I tried to use the rational root test to prove that $P$ does not have any rational root. Also $P(-1)=1$, $P(0)=-2$, $P(1)=-3$ and $P(5)=13$.
So we know that there are two irrational roots $\alpha\in (-1,0)$ and $\beta \in (1,5)$ so $\beta \not = -\alpha$, the other two roots are conjugate complex but I don't know how to prove it, is it enough to say that $P$ has two irrational non opposite roots and two conjugate complex roots to say it is irreducible over $\mathbb Q$?
Best Answer
By Gauss' lemma, irreducibility over $\mathbb{Q}$ is equivalent to irreducibility over $\mathbb{Z}$ in this case.
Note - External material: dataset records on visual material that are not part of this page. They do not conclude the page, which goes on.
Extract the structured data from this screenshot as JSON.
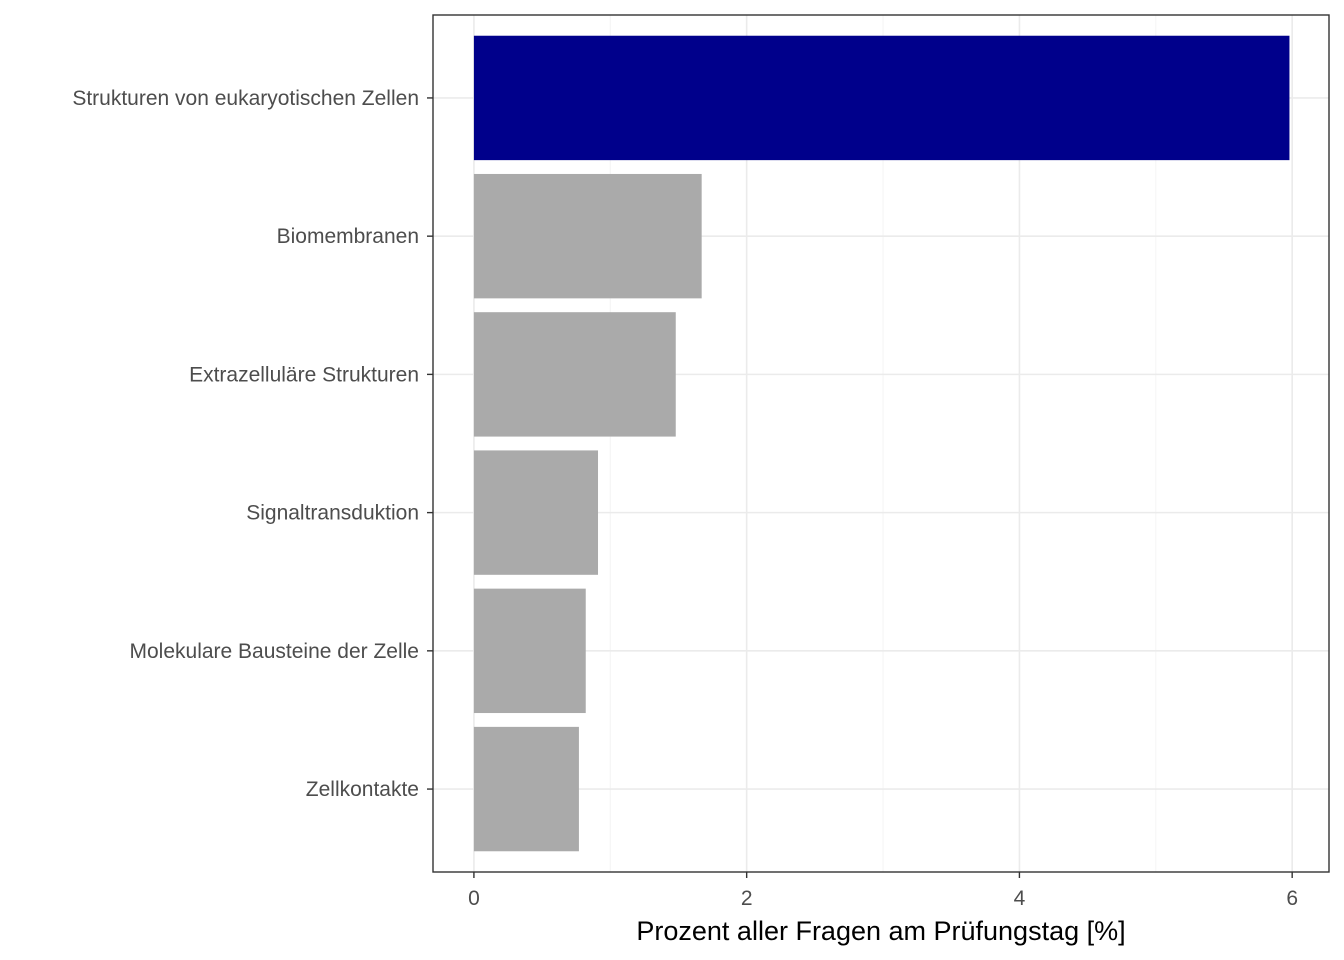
{
  "chart_data": {
    "type": "bar",
    "orientation": "horizontal",
    "categories": [
      "Strukturen von eukaryotischen Zellen",
      "Biomembranen",
      "Extrazelluläre Strukturen",
      "Signaltransduktion",
      "Molekulare Bausteine der Zelle",
      "Zellkontakte"
    ],
    "values": [
      5.98,
      1.67,
      1.48,
      0.91,
      0.82,
      0.77
    ],
    "bar_colors": [
      "#00008b",
      "#aaaaaa",
      "#aaaaaa",
      "#aaaaaa",
      "#aaaaaa",
      "#aaaaaa"
    ],
    "xlabel": "Prozent aller Fragen am Prüfungstag [%]",
    "ylabel": "",
    "xlim": [
      -0.3,
      6.27
    ],
    "xticks": [
      0,
      2,
      4,
      6
    ],
    "xtick_labels": [
      "0",
      "2",
      "4",
      "6"
    ],
    "grid": true,
    "theme": "bw",
    "colors": {
      "highlight": "#00008b",
      "bar": "#aaaaaa",
      "grid_major": "#ebebeb",
      "grid_minor": "#f4f4f4",
      "panel_border": "#333333",
      "tick_text": "#4d4d4d",
      "title_text": "#000000"
    }
  }
}
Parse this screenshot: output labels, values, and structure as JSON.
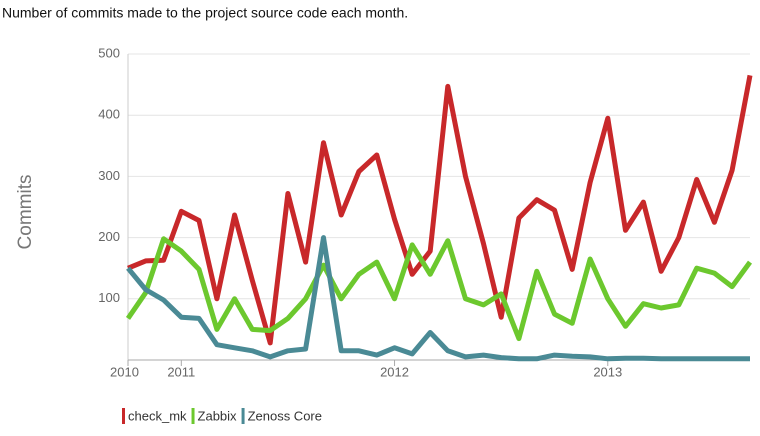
{
  "chart_data": {
    "type": "line",
    "title": "Number of commits made to the project source code each month.",
    "y_label": "Commits",
    "x": [
      2010.75,
      2010.833,
      2010.917,
      2011.0,
      2011.083,
      2011.167,
      2011.25,
      2011.333,
      2011.417,
      2011.5,
      2011.583,
      2011.667,
      2011.75,
      2011.833,
      2011.917,
      2012.0,
      2012.083,
      2012.167,
      2012.25,
      2012.333,
      2012.417,
      2012.5,
      2012.583,
      2012.667,
      2012.75,
      2012.833,
      2012.917,
      2013.0,
      2013.083,
      2013.167,
      2013.25,
      2013.333,
      2013.417,
      2013.5,
      2013.583,
      2013.667
    ],
    "series": [
      {
        "name": "check_mk",
        "color": "#c8282a",
        "values": [
          150,
          162,
          163,
          243,
          228,
          100,
          237,
          130,
          28,
          272,
          160,
          355,
          237,
          308,
          335,
          230,
          140,
          178,
          447,
          300,
          190,
          70,
          232,
          262,
          245,
          148,
          290,
          395,
          212,
          258,
          145,
          200,
          295,
          225,
          310,
          465
        ]
      },
      {
        "name": "Zabbix",
        "color": "#6cc82e",
        "values": [
          68,
          110,
          198,
          178,
          148,
          50,
          100,
          50,
          48,
          68,
          100,
          155,
          100,
          140,
          160,
          100,
          188,
          140,
          195,
          100,
          90,
          108,
          35,
          145,
          75,
          60,
          165,
          100,
          55,
          92,
          85,
          90,
          150,
          142,
          120,
          160
        ]
      },
      {
        "name": "Zenoss Core",
        "color": "#4a8a95",
        "values": [
          150,
          115,
          98,
          70,
          68,
          25,
          20,
          15,
          5,
          15,
          18,
          200,
          15,
          15,
          8,
          20,
          10,
          45,
          15,
          5,
          8,
          4,
          2,
          2,
          8,
          6,
          5,
          2,
          3,
          3,
          2,
          2,
          2,
          2,
          2,
          2
        ]
      }
    ],
    "xlim": [
      2010.75,
      2013.667
    ],
    "xticks": [
      {
        "value": 2010.75,
        "label": "2010"
      },
      2011,
      2012,
      2013
    ],
    "ylim": [
      0,
      500
    ],
    "yticks": [
      100,
      200,
      300,
      400,
      500
    ],
    "grid": true
  }
}
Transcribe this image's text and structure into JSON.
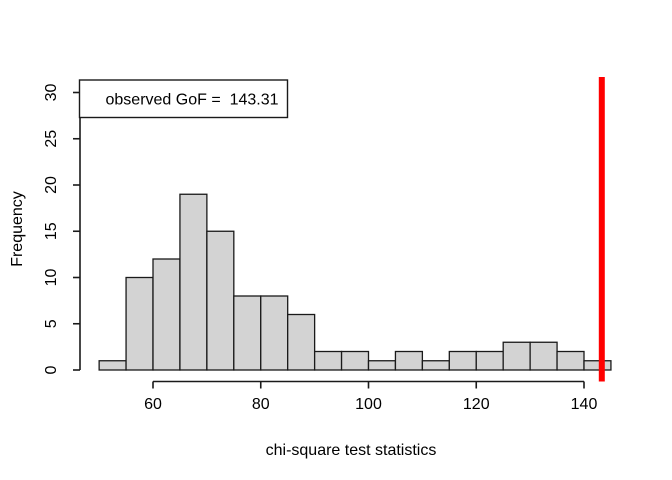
{
  "chart_data": {
    "type": "histogram",
    "title": "",
    "xlabel": "chi-square test statistics",
    "ylabel": "Frequency",
    "bins": {
      "start": 50,
      "width": 5
    },
    "counts": [
      1,
      10,
      12,
      19,
      15,
      8,
      8,
      6,
      2,
      2,
      1,
      2,
      1,
      2,
      2,
      3,
      3,
      2,
      1
    ],
    "x_ticks": [
      60,
      80,
      100,
      120,
      140
    ],
    "y_ticks": [
      0,
      5,
      10,
      15,
      20,
      25,
      30
    ],
    "xlim": [
      50,
      145
    ],
    "ylim": [
      0,
      30
    ],
    "grid": false,
    "legend_position": "topleft",
    "legend": {
      "label": "observed GoF =  143.31"
    },
    "observed_line": {
      "value": 143.31,
      "color": "#FF0000"
    },
    "colors": {
      "bar_fill": "#D3D3D3",
      "bar_border": "#1A1A1A",
      "axis": "#1A1A1A",
      "background": "#FFFFFF",
      "legend_box_border": "#1A1A1A",
      "legend_box_fill": "#FFFFFF"
    }
  }
}
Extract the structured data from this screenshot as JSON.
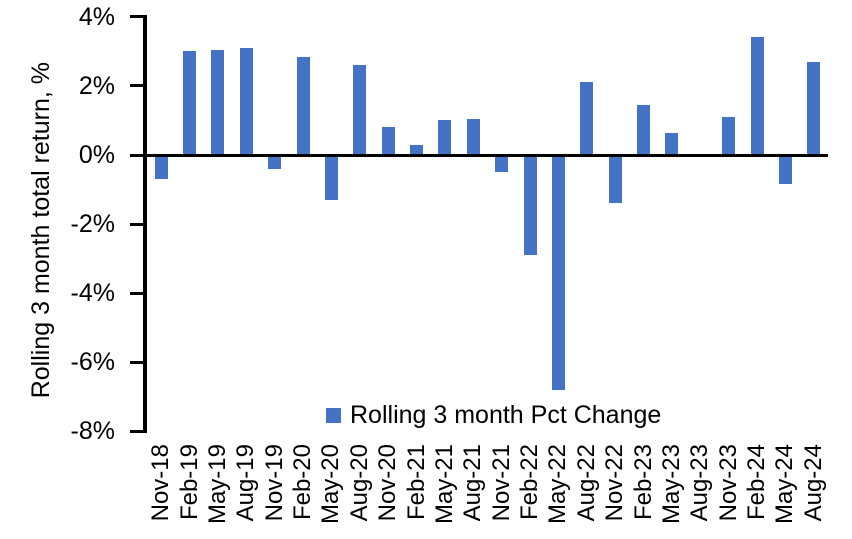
{
  "chart_data": {
    "type": "bar",
    "title": "",
    "ylabel": "Rolling 3 month total return, %",
    "xlabel": "",
    "legend": "Rolling 3 month Pct Change",
    "legend_position": "bottom-center-inside",
    "grid": false,
    "categories": [
      "Nov-18",
      "Feb-19",
      "May-19",
      "Aug-19",
      "Nov-19",
      "Feb-20",
      "May-20",
      "Aug-20",
      "Nov-20",
      "Feb-21",
      "May-21",
      "Aug-21",
      "Nov-21",
      "Feb-22",
      "May-22",
      "Aug-22",
      "Nov-22",
      "Feb-23",
      "May-23",
      "Aug-23",
      "Nov-23",
      "Feb-24",
      "May-24",
      "Aug-24"
    ],
    "values": [
      -0.7,
      3.0,
      3.05,
      3.1,
      -0.4,
      2.85,
      -1.3,
      2.6,
      0.8,
      0.3,
      1.0,
      1.05,
      -0.5,
      -2.9,
      -6.8,
      2.1,
      -1.4,
      1.45,
      0.65,
      0.0,
      1.1,
      3.4,
      -0.85,
      2.7
    ],
    "ylim": [
      -8,
      4
    ],
    "ytick_values": [
      4,
      2,
      0,
      -2,
      -4,
      -6,
      -8
    ],
    "ytick_labels": [
      "4%",
      "2%",
      "0%",
      "-2%",
      "-4%",
      "-6%",
      "-8%"
    ],
    "colors": {
      "bar": "#4472C4",
      "axis": "#000000",
      "text": "#000000",
      "background": "#FFFFFF"
    }
  }
}
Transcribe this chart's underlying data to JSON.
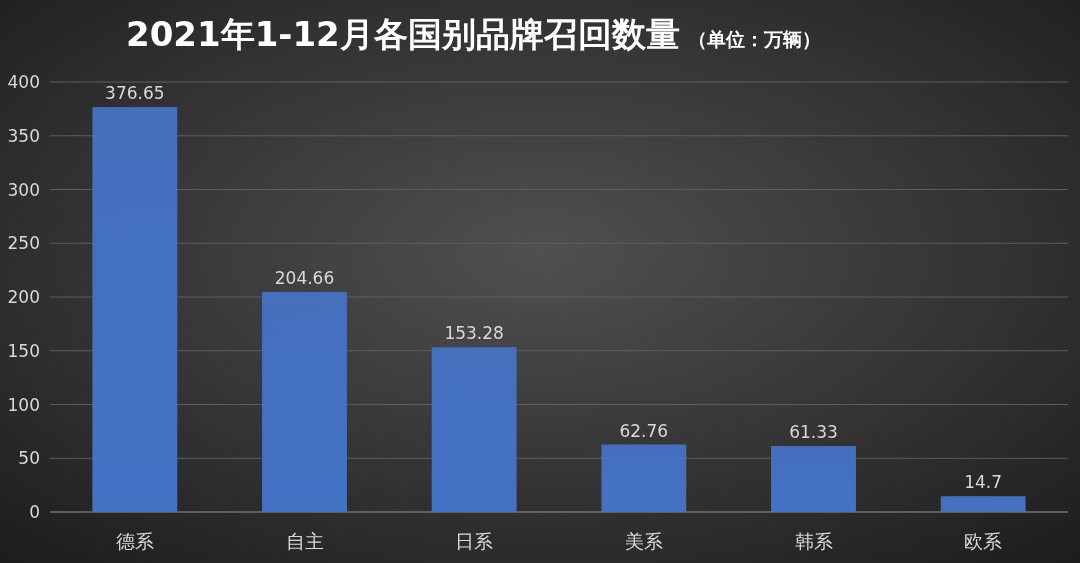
{
  "chart_data": {
    "type": "bar",
    "title": "2021年1-12月各国别品牌召回数量",
    "subtitle": "（单位：万辆）",
    "categories": [
      "德系",
      "自主",
      "日系",
      "美系",
      "韩系",
      "欧系"
    ],
    "values": [
      376.65,
      204.66,
      153.28,
      62.76,
      61.33,
      14.7
    ],
    "color": "#4472c4",
    "ylim": [
      0,
      400
    ],
    "yticks": [
      0,
      50,
      100,
      150,
      200,
      250,
      300,
      350,
      400
    ],
    "grid": "y",
    "data_labels": true
  }
}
Since there are no rational roots, the only way $f$ can be reducible is being a product of two monic polynomials $g, h\in\mathbb{Z}[x]$ of degree $2$. But now reduce the equation $f=gh$ modulo $2$. You get that the polynomial $\overline{f}=x^4+x^3+x\in\mathbb{F_2}[x]$ is a product of two monic polynomials of degree $2$ in $\mathbb{F_2}[x]$. But that is a contradiction, because:
$\overline{f}=x(x^3+x^2+1)$
is the factorization of $\overline{f}$ into irreducibles in $\mathbb{F_2}[x]$, and such factorization is unique. (if it was a product of two polynomials of degree $2$, it wouldn't have an irreducible factor of degree $3$)